Paul’s wooliness made it impossible for him to impose his best instincts on the Vatican hierarchy.

“The Church-in-Rome has a millennia-and-more-long corruption virus running through it,” Jones wrote. “The disease is a constant mix of money-sex-power-privilege-and-self-protection. It is the apogee of misogyny and the old boys’ club. Many cardinals really believe they are medieval princes, capes and trains and all, that the church is a form of royal court where they can play out their ambitions.”

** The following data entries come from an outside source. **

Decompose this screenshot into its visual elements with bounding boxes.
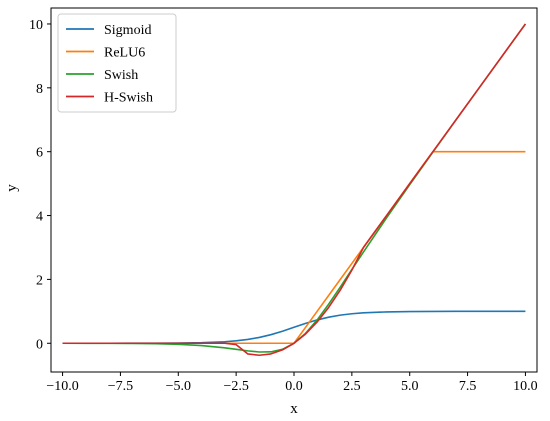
y-tick-label: 4 [36, 210, 43, 225]
y-tick-label: 2 [36, 273, 43, 288]
y-tick-label: 8 [36, 82, 43, 97]
plot-frame [50, 7, 538, 373]
y-tick-label: 10 [29, 18, 43, 33]
series-line-h-swish [62, 23, 527, 357]
x-tick-label: −7.5 [108, 379, 133, 394]
y-axis-label: y [4, 184, 20, 192]
x-axis-label: x [290, 401, 298, 417]
x-tick-label: 2.5 [343, 379, 361, 394]
legend-box [57, 13, 177, 113]
x-tick-label: 0.0 [285, 379, 303, 394]
legend-label: Swish [104, 68, 138, 83]
legend-label: H-Swish [104, 91, 153, 106]
ticks-layer: −10.0 −7.5 −5.0 −2.5 0.0 2.5 5.0 7.5 10.0 0 2 4 6 8 10 [29, 18, 538, 394]
x-tick-label: 10.0 [513, 379, 538, 394]
y-tick-label: 6 [36, 146, 43, 161]
y-tick-label: 0 [36, 337, 43, 352]
x-tick-label: 7.5 [459, 379, 477, 394]
x-tick-label: −10.0 [46, 379, 78, 394]
x-tick-label: −5.0 [166, 379, 191, 394]
legend: Sigmoid ReLU6 Swish H-Swish [57, 13, 177, 113]
x-tick-label: −2.5 [223, 379, 248, 394]
legend-label: Sigmoid [104, 23, 151, 38]
series-line-sigmoid [62, 310, 526, 345]
x-tick-label: 5.0 [401, 379, 419, 394]
legend-label: ReLU6 [104, 46, 145, 61]
series-line-relu6 [62, 150, 526, 345]
series-layer [62, 23, 527, 357]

It is doubtful whether the reforming popes of the 1960s, John XXIII or Paul VI, could have done anything to turn that around, and today the current reforming pope is struggling against the bastions of sex-power-privilege-and-self-protection within the church. But Francis also has strong inclinations to protect the church’s reputation and it remains to be seen how much reform will be possible.

Toward the end of his reign, Pope Paul VI was reportedly discouraged and exhausted.

As I stood gazing at his tomb in 2014, I realized my impressions from my brief and distant encounters with him were these: in 1967 he appeared to be a happy, pastoral priest who thought of himself as a servant leader and was still determined to continue the reformation of the church.

Arthur Jones concludes:

Looking at him, at the lines etched into his face, this was a decent man, a kind man. A man and pope trapped, professionally, in his time, in the Church-in-Rome and the tradition that shaped him. Paul deserves we think kindly of him.”

Today as he becomes Saint Paul VI, I’m glad to remember that throughout his life, he tried in all things to be a kindly servant of Christ and the church. And I find it easy enough to think kindly of him.